Although the ultimate impact of “defund the police” and its policy proposals remains unclear, proponents have seen pushback. Opposition remains at the federal level; President Joseph Biden has expressed objections, explicitly rejecting the notion of disinvestment in a Feb. 16, 2021, CNN Town Hall. In 2021 the administration’s criminal justice plan outlined its intention to invest $300 million to “reinvigorate” community-organized policing, which includes hiring more officers.
Mixed feelings over policing have informed cities’ reluctance to adopt these measures, while some legislative discomfort with them also remains. A Congressional bill, “Defund Cities That Defund the Police,” was introduced in the House of Representatives in July 2020. It seeks to place limits on the ability of state or local governments to defund or abolish police departments.
The Bottom Line
Polling from June 2020 suggests that most Americans reject the movement but are willing to consider embracing its underlying ideas. A Gallup Poll from 2020 reveals that ambiguity over the precise meaning of “defund the police” may play a part in this. However, it also points toward split support for the principal along racial and partisan lines.

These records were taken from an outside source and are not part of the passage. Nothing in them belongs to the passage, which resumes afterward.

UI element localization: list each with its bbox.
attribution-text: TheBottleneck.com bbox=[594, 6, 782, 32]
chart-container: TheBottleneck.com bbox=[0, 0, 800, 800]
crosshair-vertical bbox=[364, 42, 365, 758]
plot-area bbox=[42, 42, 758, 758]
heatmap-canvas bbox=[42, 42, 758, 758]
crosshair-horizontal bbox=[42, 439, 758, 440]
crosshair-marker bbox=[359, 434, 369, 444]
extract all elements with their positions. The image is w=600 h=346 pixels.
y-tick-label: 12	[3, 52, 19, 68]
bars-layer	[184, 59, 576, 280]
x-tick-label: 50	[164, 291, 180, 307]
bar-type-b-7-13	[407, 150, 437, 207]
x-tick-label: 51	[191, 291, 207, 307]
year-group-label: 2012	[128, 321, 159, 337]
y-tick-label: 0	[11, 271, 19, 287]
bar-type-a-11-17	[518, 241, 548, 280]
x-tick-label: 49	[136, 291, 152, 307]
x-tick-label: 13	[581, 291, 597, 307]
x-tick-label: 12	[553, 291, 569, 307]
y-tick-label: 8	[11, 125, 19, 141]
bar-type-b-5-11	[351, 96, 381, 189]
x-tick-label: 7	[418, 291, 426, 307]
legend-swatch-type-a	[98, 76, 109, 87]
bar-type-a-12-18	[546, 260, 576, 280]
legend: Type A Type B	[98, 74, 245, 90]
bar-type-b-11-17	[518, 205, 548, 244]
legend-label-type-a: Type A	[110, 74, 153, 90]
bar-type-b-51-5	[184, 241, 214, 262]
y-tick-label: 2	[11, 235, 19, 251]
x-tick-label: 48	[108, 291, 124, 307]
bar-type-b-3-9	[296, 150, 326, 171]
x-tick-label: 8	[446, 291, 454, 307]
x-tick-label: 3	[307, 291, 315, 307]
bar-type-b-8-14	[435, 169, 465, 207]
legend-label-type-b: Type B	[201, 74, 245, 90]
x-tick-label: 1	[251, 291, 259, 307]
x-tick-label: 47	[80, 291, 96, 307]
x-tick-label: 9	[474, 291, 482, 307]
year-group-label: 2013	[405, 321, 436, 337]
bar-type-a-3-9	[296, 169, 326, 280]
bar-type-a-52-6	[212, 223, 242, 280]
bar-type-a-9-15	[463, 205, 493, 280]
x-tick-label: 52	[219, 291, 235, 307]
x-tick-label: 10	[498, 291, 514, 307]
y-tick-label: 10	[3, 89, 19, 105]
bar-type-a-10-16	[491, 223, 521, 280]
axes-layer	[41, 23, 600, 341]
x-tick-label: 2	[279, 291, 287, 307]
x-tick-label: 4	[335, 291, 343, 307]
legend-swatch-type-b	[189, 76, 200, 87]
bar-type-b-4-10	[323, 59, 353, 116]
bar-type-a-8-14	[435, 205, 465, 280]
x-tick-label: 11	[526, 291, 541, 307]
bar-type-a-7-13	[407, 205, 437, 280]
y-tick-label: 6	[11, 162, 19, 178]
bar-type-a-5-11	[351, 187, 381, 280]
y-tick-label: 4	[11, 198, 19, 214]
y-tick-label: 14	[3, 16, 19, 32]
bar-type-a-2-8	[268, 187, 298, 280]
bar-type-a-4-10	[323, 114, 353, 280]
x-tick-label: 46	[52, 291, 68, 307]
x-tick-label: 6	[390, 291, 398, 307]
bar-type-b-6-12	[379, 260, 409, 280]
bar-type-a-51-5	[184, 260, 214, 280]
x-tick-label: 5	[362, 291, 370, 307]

Other 2020 Gallup polling shows that the majority of Black Americans want the police to maintain or even increase their presence in their neighborhoods, despite believing that policing needs reform. According to Gallup, this implies that the main issue is the quality, not the quantity, of police interactions in communities of color, indicating a preference for reform rather than disinvestment. The next steps remain unclear. What is clear is that the issues have not gone away.